Em 1º de janeiro de 2026, um conjunto significativo de obras passa a integrar o domínio público no Brasil. A mudança ocorre porque a legislação brasileira estabelece que os direitos patrimoniais de uma obra expiram 70 anos após a morte de seu autor, contados a partir do início do ano seguinte ao falecimento. Assim, entram em domínio público os criadores que morreram em 1955.
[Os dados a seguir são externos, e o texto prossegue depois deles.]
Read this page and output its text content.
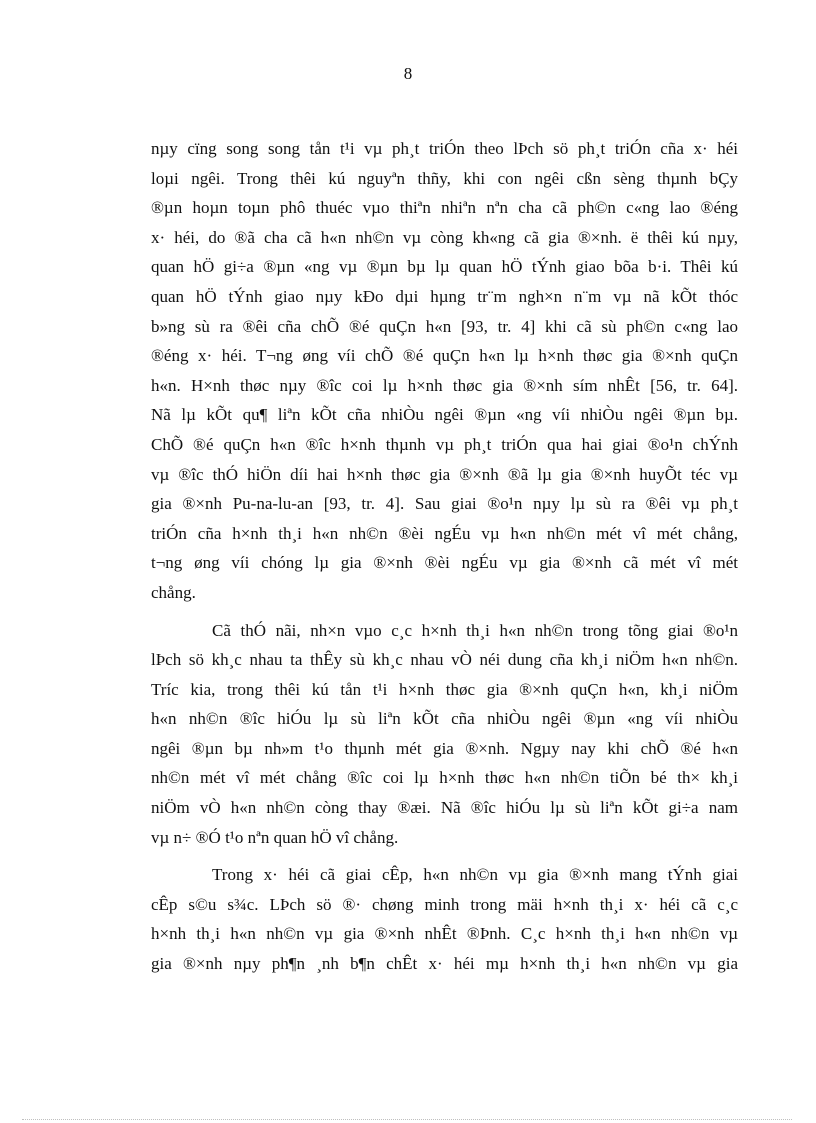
8
nµy cïng song song tån t¹i vµ ph¸t triÓn theo lÞch sö ph¸t triÓn cña x· héi
loµi ngêi. Trong thêi kú nguyªn thñy, khi con ngêi cßn sèng thµnh bÇy
®µn hoµn toµn phô thuéc vµo thiªn nhiªn nªn cha cã ph©n c«ng lao ®éng
x· héi, do ®ã cha cã h«n nh©n vµ còng kh«ng cã gia ®×nh. ë thêi kú nµy,
quan hÖ gi÷a ®µn «ng vµ ®µn bµ lµ quan hÖ tÝnh giao bõa b·i. Thêi kú
quan hÖ tÝnh giao nµy kÐo dµi hµng tr¨m ngh×n n¨m vµ nã kÕt thóc
b»ng sù ra ®êi cña chÕ ®é quÇn h«n [93, tr. 4] khi cã sù ph©n c«ng lao
®éng x· héi. T¬ng øng víi chÕ ®é quÇn h«n lµ h×nh thøc gia ®×nh quÇn
h«n. H×nh thøc nµy ®îc coi lµ h×nh thøc gia ®×nh sím nhÊt [56, tr. 64].
Nã lµ kÕt qu¶ liªn kÕt cña nhiÒu ngêi ®µn «ng víi nhiÒu ngêi ®µn bµ.
ChÕ ®é quÇn h«n ®îc h×nh thµnh vµ ph¸t triÓn qua hai giai ®o¹n chÝnh
vµ ®îc thÓ hiÖn díi hai h×nh thøc gia ®×nh ®ã lµ gia ®×nh huyÕt téc vµ
gia ®×nh Pu-na-lu-an [93, tr. 4]. Sau giai ®o¹n nµy lµ sù ra ®êi vµ ph¸t
triÓn cña h×nh th¸i h«n nh©n ®èi ngÉu vµ h«n nh©n mét vî mét chång,
t¬ng øng víi chóng lµ gia ®×nh ®èi ngÉu vµ gia ®×nh cã mét vî mét
chång.
Cã thÓ nãi, nh×n vµo c¸c h×nh th¸i h«n nh©n trong tõng giai ®o¹n
lÞch sö kh¸c nhau ta thÊy sù kh¸c nhau vÒ néi dung cña kh¸i niÖm h«n nh©n.
Tríc kia, trong thêi kú tån t¹i h×nh thøc gia ®×nh quÇn h«n, kh¸i niÖm
h«n nh©n ®îc hiÓu lµ sù liªn kÕt cña nhiÒu ngêi ®µn «ng víi nhiÒu
ngêi ®µn bµ nh»m t¹o thµnh mét gia ®×nh. Ngµy nay khi chÕ ®é h«n
nh©n mét vî mét chång ®îc coi lµ h×nh thøc h«n nh©n tiÕn bé th× kh¸i
niÖm vÒ h«n nh©n còng thay ®æi. Nã ®îc hiÓu lµ sù liªn kÕt gi÷a nam
vµ n÷ ®Ó t¹o nªn quan hÖ vî chång.
Trong x· héi cã giai cÊp, h«n nh©n vµ gia ®×nh mang tÝnh giai
cÊp s©u s¾c. LÞch sö ®· chøng minh trong mäi h×nh th¸i x· héi cã c¸c
h×nh th¸i h«n nh©n vµ gia ®×nh nhÊt ®Þnh. C¸c h×nh th¸i h«n nh©n vµ
gia ®×nh nµy ph¶n ¸nh b¶n chÊt x· héi mµ h×nh th¸i h«n nh©n vµ gia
Esse movimento costuma despertar interesse de pesquisadores e editoras, bem como de artistas, designers, produtores culturais e educadores. Com o fim da proteção patrimonial, textos, imagens, músicas e obras artísticas podem ser reproduzidos, adaptados e redistribuídos legalmente, respeitando sempre a autoria e a integridade da obra original.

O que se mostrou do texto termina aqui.